On the same note, employers always like leaders. This is because every company needs “drivers”, but not “passengers”. They require drivers to lead changes, but not passengers who only know how to follow procedures. Come to think about it, this is what your MBA education has taught you for the past 12 months right? Teaching you to take lead, in-charge and create transformation changes, don’t they?
Without doubt, language skills are very important. As the business market becomes more international and globalize, organizations are dealing with more cross-border clients and projects. This has consequence for how leading firms do their recruitment - many employers today require all levels of staff to speak and write in good English. In an international workplace, staff needs to be able to communicate with each other, as well as with clients and colleagues from different countries.
It is also beneficial to speak in the local business language if you intend to fly high in Asia.
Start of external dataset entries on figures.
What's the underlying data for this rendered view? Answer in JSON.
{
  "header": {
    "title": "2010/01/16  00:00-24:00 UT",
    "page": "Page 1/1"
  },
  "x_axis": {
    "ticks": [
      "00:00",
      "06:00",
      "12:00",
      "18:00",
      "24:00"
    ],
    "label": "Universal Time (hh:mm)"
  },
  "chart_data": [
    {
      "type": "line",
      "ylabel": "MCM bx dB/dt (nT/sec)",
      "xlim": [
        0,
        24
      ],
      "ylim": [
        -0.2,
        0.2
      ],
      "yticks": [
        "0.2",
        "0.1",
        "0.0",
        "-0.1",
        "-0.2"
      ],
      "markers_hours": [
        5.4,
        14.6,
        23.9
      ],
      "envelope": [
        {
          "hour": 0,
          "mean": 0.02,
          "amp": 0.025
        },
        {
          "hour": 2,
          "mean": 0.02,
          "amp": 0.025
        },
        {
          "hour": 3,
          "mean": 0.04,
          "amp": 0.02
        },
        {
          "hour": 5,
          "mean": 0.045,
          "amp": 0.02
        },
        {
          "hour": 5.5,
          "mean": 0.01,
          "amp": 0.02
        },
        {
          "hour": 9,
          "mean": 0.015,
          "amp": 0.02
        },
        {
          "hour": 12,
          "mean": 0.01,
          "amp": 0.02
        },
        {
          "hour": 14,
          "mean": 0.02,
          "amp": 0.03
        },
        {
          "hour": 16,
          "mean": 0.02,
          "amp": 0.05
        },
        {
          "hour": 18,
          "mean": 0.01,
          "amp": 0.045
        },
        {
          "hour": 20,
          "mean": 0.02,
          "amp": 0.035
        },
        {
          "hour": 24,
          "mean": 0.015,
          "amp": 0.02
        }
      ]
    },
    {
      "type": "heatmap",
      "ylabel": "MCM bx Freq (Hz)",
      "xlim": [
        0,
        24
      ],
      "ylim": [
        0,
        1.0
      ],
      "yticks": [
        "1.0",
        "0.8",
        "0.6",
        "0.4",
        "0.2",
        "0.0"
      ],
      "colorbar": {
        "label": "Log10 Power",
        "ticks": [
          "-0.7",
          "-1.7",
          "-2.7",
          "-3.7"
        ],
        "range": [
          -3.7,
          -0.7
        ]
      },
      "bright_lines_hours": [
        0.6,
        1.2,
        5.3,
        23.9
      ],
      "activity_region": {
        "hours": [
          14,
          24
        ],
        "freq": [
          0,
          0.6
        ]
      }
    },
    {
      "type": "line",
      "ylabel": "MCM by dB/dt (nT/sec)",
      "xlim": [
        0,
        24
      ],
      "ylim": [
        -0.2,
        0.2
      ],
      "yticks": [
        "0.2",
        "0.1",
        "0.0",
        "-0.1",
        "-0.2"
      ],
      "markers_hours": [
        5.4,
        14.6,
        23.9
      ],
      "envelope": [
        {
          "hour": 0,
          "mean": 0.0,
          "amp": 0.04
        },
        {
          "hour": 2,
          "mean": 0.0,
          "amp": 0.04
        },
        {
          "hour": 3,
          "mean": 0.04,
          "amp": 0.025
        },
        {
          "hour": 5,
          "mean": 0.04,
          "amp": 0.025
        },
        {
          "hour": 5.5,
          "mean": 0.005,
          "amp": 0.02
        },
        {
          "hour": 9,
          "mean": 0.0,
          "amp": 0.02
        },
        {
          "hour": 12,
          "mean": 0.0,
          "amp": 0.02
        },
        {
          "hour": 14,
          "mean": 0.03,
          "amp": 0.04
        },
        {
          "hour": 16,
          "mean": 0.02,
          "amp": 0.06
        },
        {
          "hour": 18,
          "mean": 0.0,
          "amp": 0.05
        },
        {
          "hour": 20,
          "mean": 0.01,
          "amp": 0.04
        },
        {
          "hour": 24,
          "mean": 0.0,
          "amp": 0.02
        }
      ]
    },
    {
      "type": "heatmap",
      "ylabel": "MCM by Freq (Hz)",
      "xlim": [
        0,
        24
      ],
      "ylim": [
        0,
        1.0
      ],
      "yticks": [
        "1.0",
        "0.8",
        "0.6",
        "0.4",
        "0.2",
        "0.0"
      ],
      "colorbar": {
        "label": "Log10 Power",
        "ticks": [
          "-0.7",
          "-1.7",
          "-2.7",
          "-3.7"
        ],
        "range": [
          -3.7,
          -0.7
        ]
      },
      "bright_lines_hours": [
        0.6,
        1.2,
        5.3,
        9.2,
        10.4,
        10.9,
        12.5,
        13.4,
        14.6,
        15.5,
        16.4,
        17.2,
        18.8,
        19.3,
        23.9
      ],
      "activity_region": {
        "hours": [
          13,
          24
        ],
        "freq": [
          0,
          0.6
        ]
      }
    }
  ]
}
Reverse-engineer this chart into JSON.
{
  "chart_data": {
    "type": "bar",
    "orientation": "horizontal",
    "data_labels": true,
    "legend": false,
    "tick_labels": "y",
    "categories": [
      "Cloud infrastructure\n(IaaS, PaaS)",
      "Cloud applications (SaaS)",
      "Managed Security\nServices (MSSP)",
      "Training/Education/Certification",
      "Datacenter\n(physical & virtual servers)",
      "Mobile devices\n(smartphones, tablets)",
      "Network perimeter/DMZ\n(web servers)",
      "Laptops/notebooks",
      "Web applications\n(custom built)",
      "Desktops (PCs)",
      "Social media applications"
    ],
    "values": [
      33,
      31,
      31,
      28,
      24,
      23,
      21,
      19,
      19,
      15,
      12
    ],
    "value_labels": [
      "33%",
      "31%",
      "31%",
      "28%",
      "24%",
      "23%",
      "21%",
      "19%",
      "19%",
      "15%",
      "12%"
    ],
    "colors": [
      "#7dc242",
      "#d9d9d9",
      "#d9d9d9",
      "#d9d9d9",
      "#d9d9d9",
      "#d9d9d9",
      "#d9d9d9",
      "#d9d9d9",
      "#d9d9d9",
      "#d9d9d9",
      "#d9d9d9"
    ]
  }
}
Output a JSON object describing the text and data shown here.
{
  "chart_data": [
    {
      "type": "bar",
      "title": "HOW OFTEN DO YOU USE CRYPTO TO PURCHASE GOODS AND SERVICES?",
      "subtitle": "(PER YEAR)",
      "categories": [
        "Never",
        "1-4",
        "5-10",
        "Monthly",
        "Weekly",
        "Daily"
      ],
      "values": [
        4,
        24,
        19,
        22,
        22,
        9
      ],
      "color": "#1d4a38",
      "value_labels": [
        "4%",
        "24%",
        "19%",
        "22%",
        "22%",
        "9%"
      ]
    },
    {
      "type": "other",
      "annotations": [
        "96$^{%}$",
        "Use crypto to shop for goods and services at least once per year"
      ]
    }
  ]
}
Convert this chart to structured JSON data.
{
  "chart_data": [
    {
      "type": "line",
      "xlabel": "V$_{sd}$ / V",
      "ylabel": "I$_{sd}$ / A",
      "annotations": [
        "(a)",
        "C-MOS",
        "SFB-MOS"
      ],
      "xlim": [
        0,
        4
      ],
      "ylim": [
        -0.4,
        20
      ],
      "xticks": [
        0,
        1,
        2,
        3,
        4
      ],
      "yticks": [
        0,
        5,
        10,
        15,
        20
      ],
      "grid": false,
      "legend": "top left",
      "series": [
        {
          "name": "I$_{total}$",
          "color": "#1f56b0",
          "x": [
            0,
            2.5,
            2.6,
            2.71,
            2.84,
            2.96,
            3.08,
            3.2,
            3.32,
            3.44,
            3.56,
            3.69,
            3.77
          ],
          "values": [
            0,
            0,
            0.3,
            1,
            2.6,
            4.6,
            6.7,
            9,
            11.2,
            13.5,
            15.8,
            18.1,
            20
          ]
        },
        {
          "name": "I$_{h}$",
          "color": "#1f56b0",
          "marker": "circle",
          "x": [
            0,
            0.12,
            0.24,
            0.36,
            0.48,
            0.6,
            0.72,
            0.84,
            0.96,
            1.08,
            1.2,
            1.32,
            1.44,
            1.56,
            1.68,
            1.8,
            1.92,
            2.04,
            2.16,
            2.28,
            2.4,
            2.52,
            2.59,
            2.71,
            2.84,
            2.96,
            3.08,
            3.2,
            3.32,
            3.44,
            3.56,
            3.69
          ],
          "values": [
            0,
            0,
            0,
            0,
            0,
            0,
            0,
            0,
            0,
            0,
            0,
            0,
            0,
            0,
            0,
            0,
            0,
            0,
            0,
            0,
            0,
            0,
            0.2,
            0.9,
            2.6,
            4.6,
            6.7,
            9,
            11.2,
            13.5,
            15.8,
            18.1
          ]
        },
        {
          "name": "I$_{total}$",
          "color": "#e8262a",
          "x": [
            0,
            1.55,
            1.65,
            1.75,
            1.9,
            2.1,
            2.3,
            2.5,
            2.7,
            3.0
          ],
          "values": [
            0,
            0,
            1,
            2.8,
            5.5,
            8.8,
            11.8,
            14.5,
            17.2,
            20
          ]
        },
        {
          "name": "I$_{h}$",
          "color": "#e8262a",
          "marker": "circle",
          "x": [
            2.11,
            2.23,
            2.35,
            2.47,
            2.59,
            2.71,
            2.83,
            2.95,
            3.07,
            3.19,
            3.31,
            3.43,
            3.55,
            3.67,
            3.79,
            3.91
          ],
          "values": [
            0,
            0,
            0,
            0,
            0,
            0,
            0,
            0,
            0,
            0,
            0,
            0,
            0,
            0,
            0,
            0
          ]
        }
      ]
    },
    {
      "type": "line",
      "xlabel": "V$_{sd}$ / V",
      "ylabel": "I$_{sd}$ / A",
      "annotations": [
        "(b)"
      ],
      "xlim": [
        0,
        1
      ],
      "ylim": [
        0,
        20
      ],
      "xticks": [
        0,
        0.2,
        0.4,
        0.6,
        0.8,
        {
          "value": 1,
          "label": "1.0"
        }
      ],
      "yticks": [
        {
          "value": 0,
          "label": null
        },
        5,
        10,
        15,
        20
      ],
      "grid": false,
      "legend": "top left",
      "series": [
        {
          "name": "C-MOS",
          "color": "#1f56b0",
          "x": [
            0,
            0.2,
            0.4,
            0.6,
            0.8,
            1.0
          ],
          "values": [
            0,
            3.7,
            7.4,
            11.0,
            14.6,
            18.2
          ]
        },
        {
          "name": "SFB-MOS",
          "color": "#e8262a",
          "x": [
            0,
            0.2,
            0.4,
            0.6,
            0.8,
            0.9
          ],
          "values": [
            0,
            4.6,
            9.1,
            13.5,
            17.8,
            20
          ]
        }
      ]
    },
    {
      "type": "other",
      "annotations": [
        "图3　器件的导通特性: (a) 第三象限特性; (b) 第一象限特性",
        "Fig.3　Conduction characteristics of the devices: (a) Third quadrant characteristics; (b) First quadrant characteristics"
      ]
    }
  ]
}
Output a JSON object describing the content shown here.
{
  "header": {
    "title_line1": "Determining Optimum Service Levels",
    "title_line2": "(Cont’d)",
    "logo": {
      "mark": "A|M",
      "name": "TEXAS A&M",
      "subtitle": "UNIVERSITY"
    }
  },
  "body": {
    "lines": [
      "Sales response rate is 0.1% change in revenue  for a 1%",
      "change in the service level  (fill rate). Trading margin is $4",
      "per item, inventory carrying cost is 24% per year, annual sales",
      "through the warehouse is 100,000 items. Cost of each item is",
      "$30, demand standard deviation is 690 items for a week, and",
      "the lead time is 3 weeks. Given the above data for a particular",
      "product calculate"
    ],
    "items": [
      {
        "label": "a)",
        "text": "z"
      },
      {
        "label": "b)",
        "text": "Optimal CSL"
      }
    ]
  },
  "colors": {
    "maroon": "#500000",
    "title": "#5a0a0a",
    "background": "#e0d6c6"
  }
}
For instance, the ability to speak well in Mandarin while working in China is vital if you want to close your business deals. In fact, I would go beyond to suggest that not only you have to speak the local language, but you have to understand the local culture, religion, and business behaviors.
Many international employers in Asia are looking for candidates who can speak more than three languages, with one of them an Asian language. Some organizations will also offer internal language programmes to help new recruits to settle in. Have you begun to learn your Chinese and spent at least six months in Asia during your school days or previous work? If you have, you are in a great shape.
4) Commercial awareness
Somehow, this skill has been traditionally “ignored” by many candidates.
Commercial awareness is to have an understanding of business reality and know the client’s business and the market they need to operate in. Commercial awareness is the basis of any successful professional experience. Your MBA education might have taught you the Porter’s 5 forces and multiple business models. But if you ignore the business reality and forcefully “insert” your acquired models in a real business scenario, your acquired skills would actually harm your application.
You also need to remember the way that people do business in Asia could be very different from the way they work in America or Europe. You have to pay particular attention to the local customs, values, and traditions and that your future employer could clearly see that you are going to fit in their team well, if you are recruited.
Once you have demonstrated that you share the above four skills that employers are looking for, you have drastically increase your chance to succeed in your job application in Asia.